Поверить не могу в то, что он ушел. Вот так просто. Будто от вещи какой-то, от меня избавился. Даже не обернувшись.
Беременность? Как?
Выходит, во мне растет маленький человечек?
Откидываю одеяло и прикладываю ладонь к животу. Еще ничего не видно, живот совсем плоский. Но от мысли о том, что скоро он станет больше, по лицу расплывается улыбка. Поглаживаю живот, закрыв глаза.
По щекам все еще текут слезы. Мысли скачут от беременности к мужчине, который так легко от меня избавился.
— Твой папка такой дурак, — говорю, озвучивая свои мысли, представляя, что беседую с малышом.
Я где-то слышала, что младенцы в утробе еще могут слышать и все понимать. Не знаю, как у других, а мой точно понимает. Это будет гениальный ребенок. У нас с Глебом просто не могло получиться по-другому.
Всеми силами я отгоняю от себя мысли о мужчине. Не хочу думать о нем. Он сказал, что я могу забрать свои вещи, когда захочу. Черт! Я просто не смогу теперь вернуться в ту квартиру. Не так.
Не буду думать об этом, надо думать о чем-то другом. А потом… Боже. Надеюсь, потом я смогу спокойно решить, что мне теперь делать дальше.
Двери в палату открываются. Ну, конечно, ей, должно быть, позвонили.

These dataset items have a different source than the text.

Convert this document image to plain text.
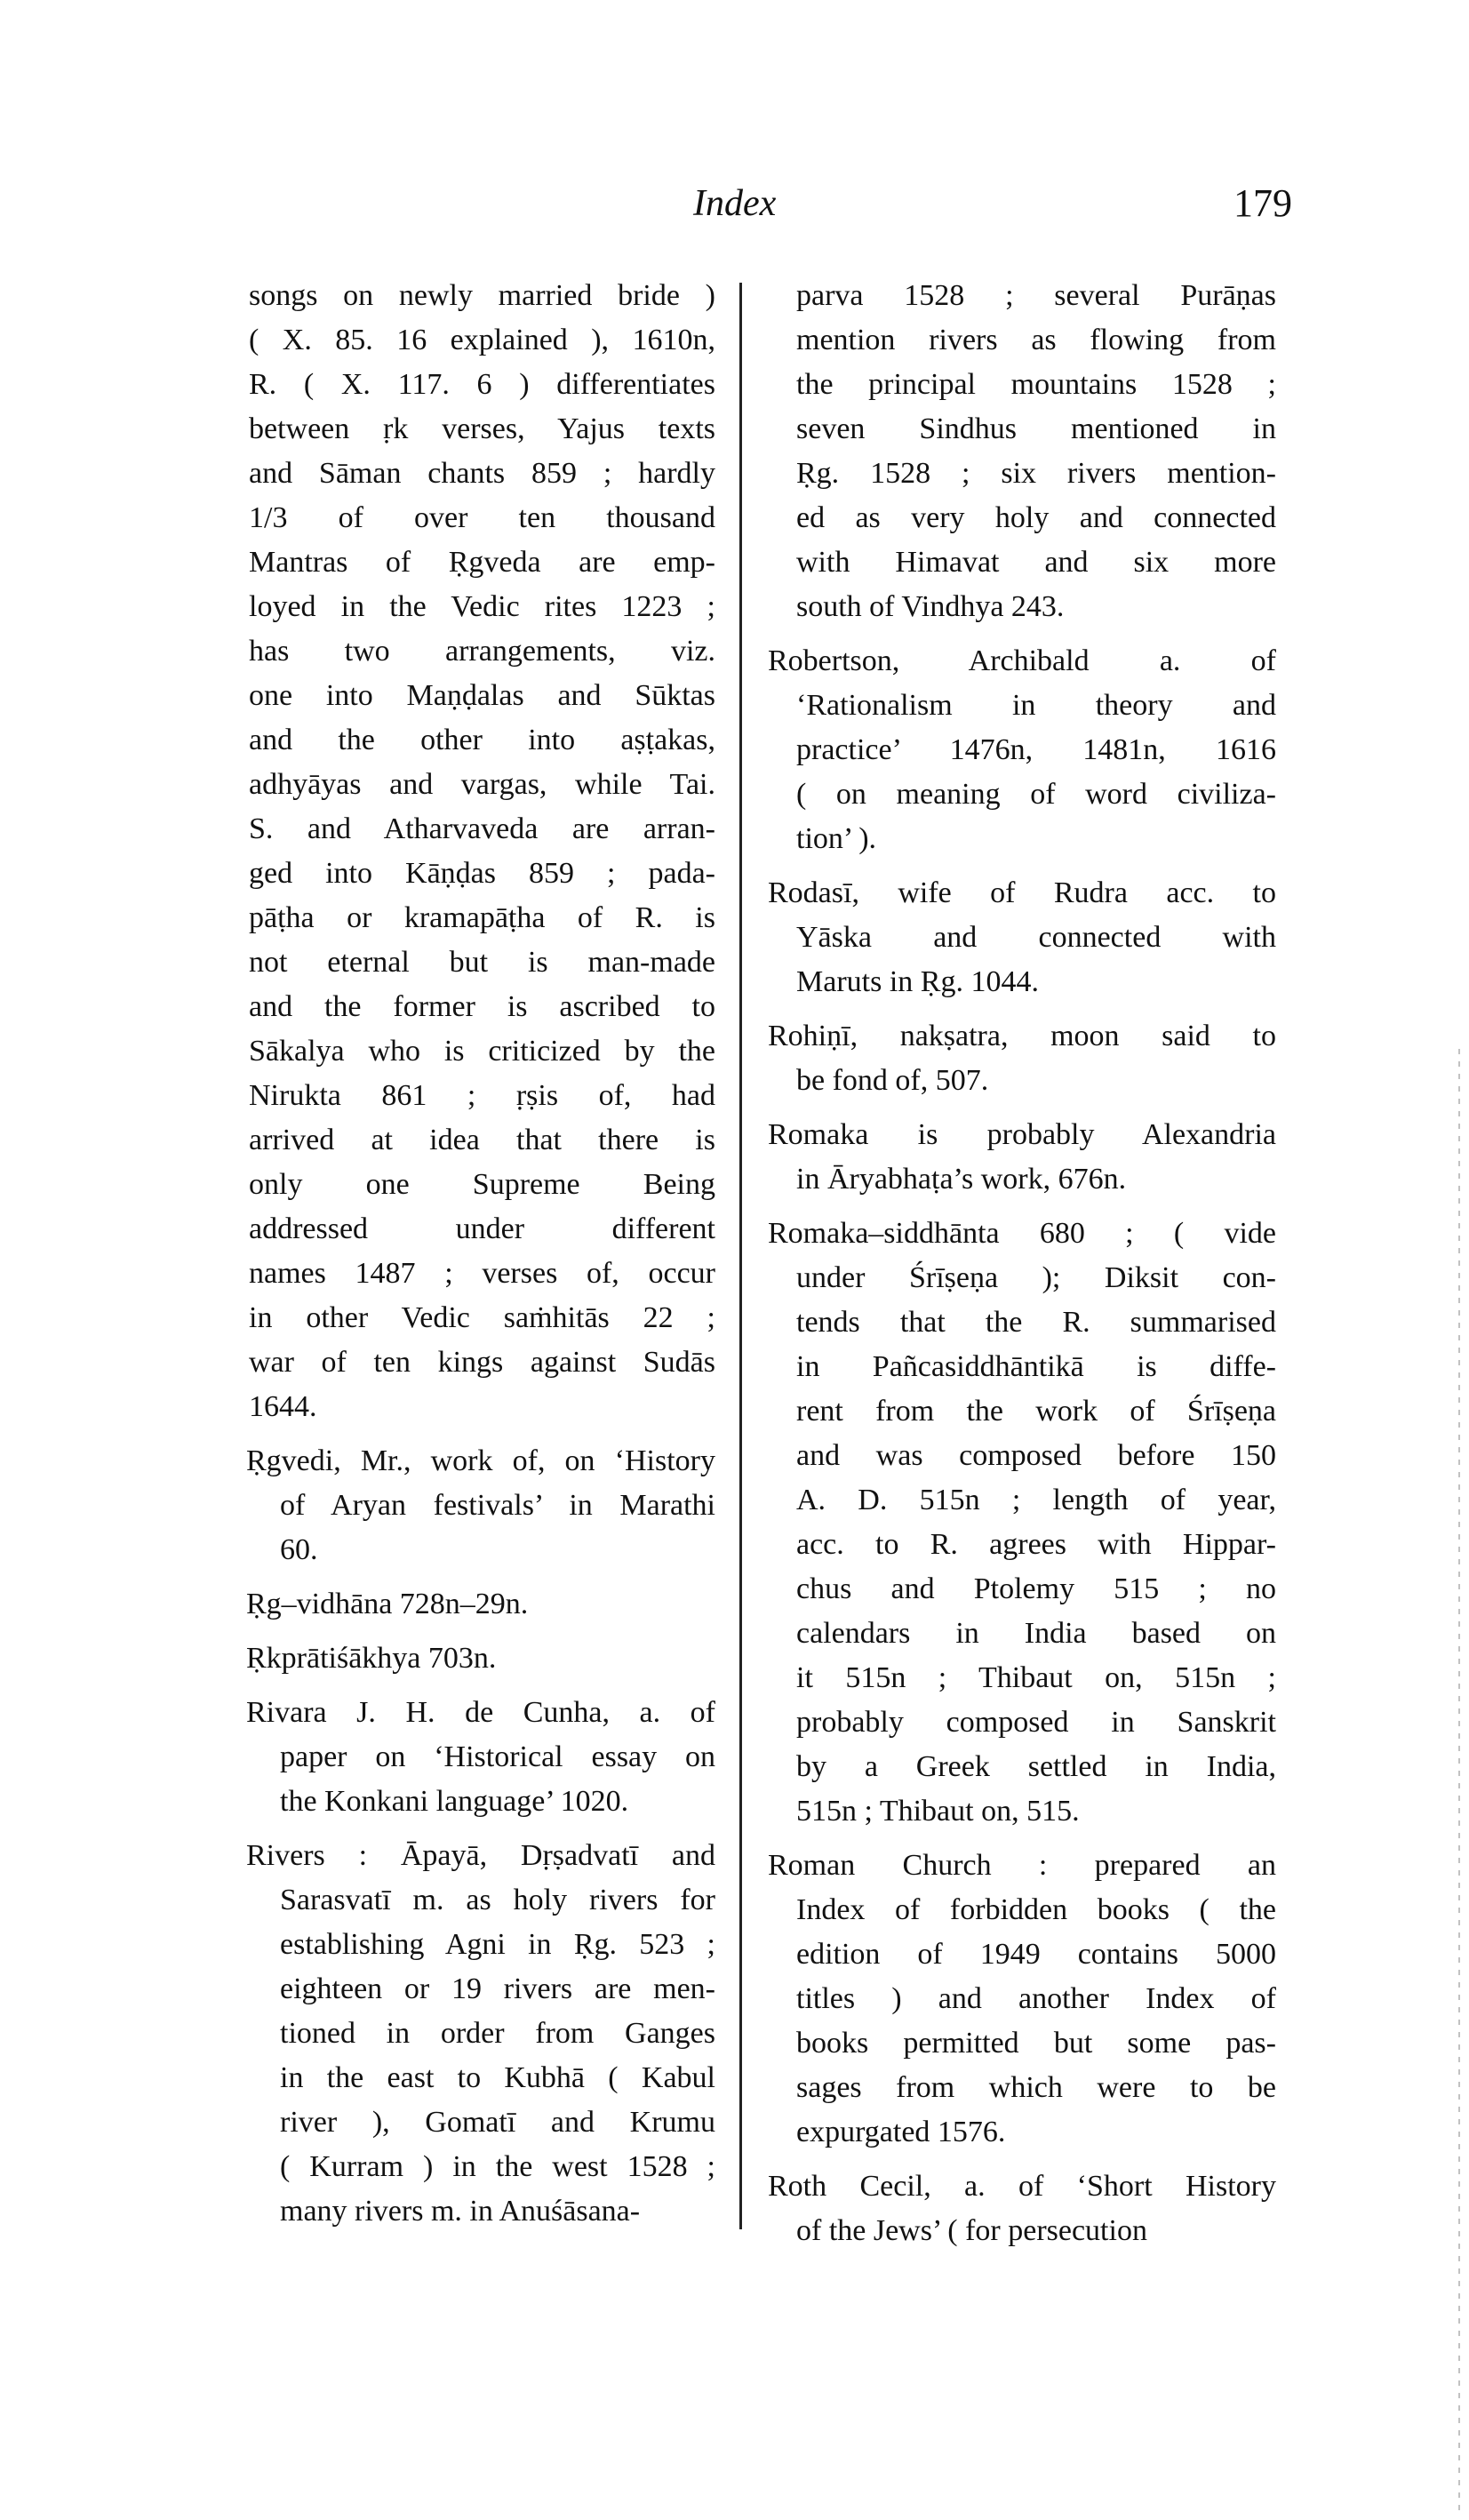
Index	179
songs on newly married bride )
( X. 85. 16 explained ), 1610n,
R. ( X. 117. 6 ) differentiates
between ṛk verses, Yajus texts
and Sāman chants 859 ; hardly
1/3 of over ten thousand
Mantras of Ṛgveda are emp-
loyed in the Vedic rites 1223 ;
has two arrangements, viz.
one into Maṇḍalas and Sūktas
and the other into aṣṭakas,
adhyāyas and vargas, while Tai.
S. and Atharvaveda are arran-
ged into Kāṇḍas 859 ; pada-
pāṭha or kramapāṭha of R. is
not eternal but is man-made
and the former is ascribed to
Sākalya who is criticized by the
Nirukta 861 ; ṛṣis of, had
arrived at idea that there is
only one Supreme Being
addressed under different
names 1487 ; verses of, occur
in other Vedic saṁhitās 22 ;
war of ten kings against Sudās
1644.
Ṛgvedi, Mr., work of, on ‘History
of Aryan festivals’ in Marathi
60.
Ṛg–vidhāna 728n–29n.
Ṛkprātiśākhya 703n.
Rivara J. H. de Cunha, a. of
paper on ‘Historical essay on
the Konkani language’ 1020.
Rivers : Āpayā, Dṛṣadvatī and
Sarasvatī m. as holy rivers for
establishing Agni in Ṛg. 523 ;
eighteen or 19 rivers are men-
tioned in order from Ganges
in the east to Kubhā ( Kabul
river ), Gomatī and Krumu
( Kurram ) in the west 1528 ;
many rivers m. in Anuśāsana-
parva 1528 ; several Purāṇas
mention rivers as flowing from
the principal mountains 1528 ;
seven Sindhus mentioned in
Ṛg. 1528 ; six rivers mention-
ed as very holy and connected
with Himavat and six more
south of Vindhya 243.
Robertson, Archibald a. of
‘Rationalism in theory and
practice’ 1476n, 1481n, 1616
( on meaning of word civiliza-
tion’ ).
Rodasī, wife of Rudra acc. to
Yāska and connected with
Maruts in Ṛg. 1044.
Rohiṇī, nakṣatra, moon said to
be fond of, 507.
Romaka is probably Alexandria
in Āryabhaṭa’s work, 676n.
Romaka–siddhānta 680 ; ( vide
under Śrīṣeṇa ); Diksit con-
tends that the R. summarised
in Pañcasiddhāntikā is diffe-
rent from the work of Śrīṣeṇa
and was composed before 150
A. D. 515n ; length of year,
acc. to R. agrees with Hippar-
chus and Ptolemy 515 ; no
calendars in India based on
it 515n ; Thibaut on, 515n ;
probably composed in Sanskrit
by a Greek settled in India,
515n ; Thibaut on, 515.
Roman Church : prepared an
Index of forbidden books ( the
edition of 1949 contains 5000
titles ) and another Index of
books permitted but some pas-
sages from which were to be
expurgated 1576.
Roth Cecil, a. of ‘Short History
of the Jews’ ( for persecution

— Мама! — не удержавшись, всхлипываю. Так старалась не разреветься, и вот теперь все пошло не так, как планировала.
— Доченька, как ты? — она присаживается на край кровати, наклоняется, чтобы обнять и поцеловать меня.
— Мама, — по щекам текут реки из моих слез, но остановить их уже не получается.
Мне не верится в реальность происходящего, не верится, что он просто ушел, даже не дав мне возможности оправдаться. Хотя, в чем мне оправдываться? Я не виновата перед ним. Ни перед кем не виновата.
— Он ушел, — всхлипываю. — И больше никогда не вернется.
— Кто? — мама отодвигается от меня, заглядывает в глаза.
— Глеб, — всхлипываю.
Боже, неужели это, правда, происходит?
— Узнал о моей беременности и ушел, — последние слова произношу с трудом, громко всхлипывая.
Сквозь пелену слез я вижу, как вытягивается ее лицо, как в глазах появляется что-то такое, отчего хочется поежиться. Кажется, вот сейчас она нахмурит брови и скажет: «я же говорила!»
— Вот козлина! — выпаливает она гневно.
Слышать от мамы ругательство непривычно, она никогда при мне не выражалась. Даже, когда второй муж бросил ее ни с чем, она не ругалась. А теперь вот не сдержалась? Черт, от этого еще хуже.
— Мам! — вырывается у меня возмущенное.
— Нет, Маша, никаких «мам», — ее лицо сделалось каменным, а вокруг глаза пролегла сетка мелких морщинок. — Я говорила, что ему нельзя доверять. Вот чувствовало же материнское сердце!
Мне больно вдвойне. От того, что Глеб ушел. Но от того, что мама теперь имеет законное право поносить в любых выражениях моего мужчину, которого я, все еще, люблю, мне еще хуже. Это просто невыносимо.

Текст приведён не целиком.